US D. New Jersey, Dec. 30, 2015 – U.S. Magistrate Judge Ann Marie Donio has granted in part and denied in part Plaintiff’s motion for sanctions against Bankers Standard Insurance Company in a bad faith and breach of contract case under a homeowners’ insurance policy arising out of damage from Superstorm Sandy. In Zawadsky v. Bankers Standard Insurance (link to full opinion below), the Court made several pronouncements which should be of concern to insurers, and their in house legal departments.
Draft Partial Coverage Letter: Admission of Coverage?
Although Bankers Standard issued a denial letter regarding the insured’s homeowners claim, there was evidence that a junior adjuster had previously drafted a coverage letter extending partial coverage for the loss. Judge Donio ruled that the intentional delay in turning the draft letter over was sanctionable under F.R.C.P. 37:
Most importantly, the Draft Partial Coverage Letter — despite Defendant’s assertion to the contrary — is an admission by one claims adjuster that there is coverage under the Policy. The fact that a more senior adjuster trumped that position and directed a flat denial of coverage be issued does not erase this conclusion. Additionally, the concealment of that conclusion — that admission — bespeaks of purposeful conduct that may, after the depositions are conducted, warrant additional sanctions. As noted by Plaintiffs, if it were not for the inadvertent production by Defendant on February 2, 2015 of the unredacted email, Plaintiffs would still not have the Draft Partial Coverage Letter.
(emphasis added). The Court found the conduct of Bankers Standard Insurance sanctionable in this regard.
Emails Involving In House Counsel: Lawyers or Claims Investigators?
Judge Donio ruled that Bankers Standard failed to adequately demonstrate that email strings involving in house legal department lawyers sufficiently came under protection for attorney client privilege. She wrote:
…the timing of these communications supports Plaintiffs’ argument that Defendant’s in-house counsel was part of the investigation of Plaintiffs’ claim and not providing legal advice. The burden is on Defendant to appropriately support its application of the privilege at the time of the motion. Defendant has left it up to the Court to decipher these emails and determine whether in-house counsel is providing legal advice or acting as part of the claims investigation. Defendant has failed to demonstrate that the documents are protected by the attorney-client privilege.
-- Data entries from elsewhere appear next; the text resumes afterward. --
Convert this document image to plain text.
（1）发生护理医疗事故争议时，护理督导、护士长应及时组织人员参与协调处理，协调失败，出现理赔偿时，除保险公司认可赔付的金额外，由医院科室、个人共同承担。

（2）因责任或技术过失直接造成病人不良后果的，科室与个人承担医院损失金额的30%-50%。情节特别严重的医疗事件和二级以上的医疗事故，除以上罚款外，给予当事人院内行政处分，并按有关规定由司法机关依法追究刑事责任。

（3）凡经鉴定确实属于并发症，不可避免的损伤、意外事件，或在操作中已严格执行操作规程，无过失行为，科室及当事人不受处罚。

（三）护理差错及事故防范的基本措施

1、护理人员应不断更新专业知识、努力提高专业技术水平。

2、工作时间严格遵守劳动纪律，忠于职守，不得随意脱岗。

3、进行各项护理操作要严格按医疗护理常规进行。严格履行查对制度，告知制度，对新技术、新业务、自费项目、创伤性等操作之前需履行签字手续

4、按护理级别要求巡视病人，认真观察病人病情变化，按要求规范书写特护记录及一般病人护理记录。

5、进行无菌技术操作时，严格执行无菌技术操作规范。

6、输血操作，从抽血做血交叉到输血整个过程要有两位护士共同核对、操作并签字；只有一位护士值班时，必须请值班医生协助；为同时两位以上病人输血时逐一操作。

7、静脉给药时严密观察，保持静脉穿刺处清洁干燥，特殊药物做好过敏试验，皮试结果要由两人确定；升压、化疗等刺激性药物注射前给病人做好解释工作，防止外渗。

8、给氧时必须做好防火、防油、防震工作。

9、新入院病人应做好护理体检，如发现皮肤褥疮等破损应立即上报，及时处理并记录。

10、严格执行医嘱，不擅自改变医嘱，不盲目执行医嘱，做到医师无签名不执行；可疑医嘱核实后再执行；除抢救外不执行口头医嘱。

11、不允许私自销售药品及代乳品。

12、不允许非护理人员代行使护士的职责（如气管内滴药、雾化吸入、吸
As a result, the Court also ordered production of unredacted emails including communication with in house counsel.
Severity of the Sanction
Rather than granting the sanction requested by the Plaintiff — striking all of the insurer’s substantive defenses and moving directly to a damages trial — Judge Donio issued the lesser sanction of orders compelling production of the documents under dispute, and allowing the Plaintiff to re-open discovery on the issue of the draft partial coverage letter
- Bankers Standard was clearly concerned about the presence of a draft partial coverage letter in the same claims file in which a later full denial of coverage letter existed. They elected to attempt to shield the letter from discovery. Another option which may have proved the better route would have been to simply disclose the letter as part of the story of the on-going thought process of the claim, which later gave way to a reasonable conclusion, after consultation with senior claims staff and counsel, that there was ultimately no coverage for the loss. Insurers are not prohibited from a change of mind on a coverage position if the claims investigation supports it.
- This case is a signal example of why the line of demarcation between claims staff and in-house legal counsel should never be blurred. Here, Bankers Standard’s failure to sufficiently articulate to the Court why the in house legal staff performed legal work, rather than claims investigation, sounded the death knell for attorney client privilege in the case.
- The chances of Inadvertent production of privileged material can be reduced by the cross-checking of the production by a second or third pair of eyes in counsel’s office, and can be guarded against by inadvertent disclosure and claw-back discovery agreements, entered into at the outset of the case, along with such things as confidentiality agreements, and consent agreements to protective orders.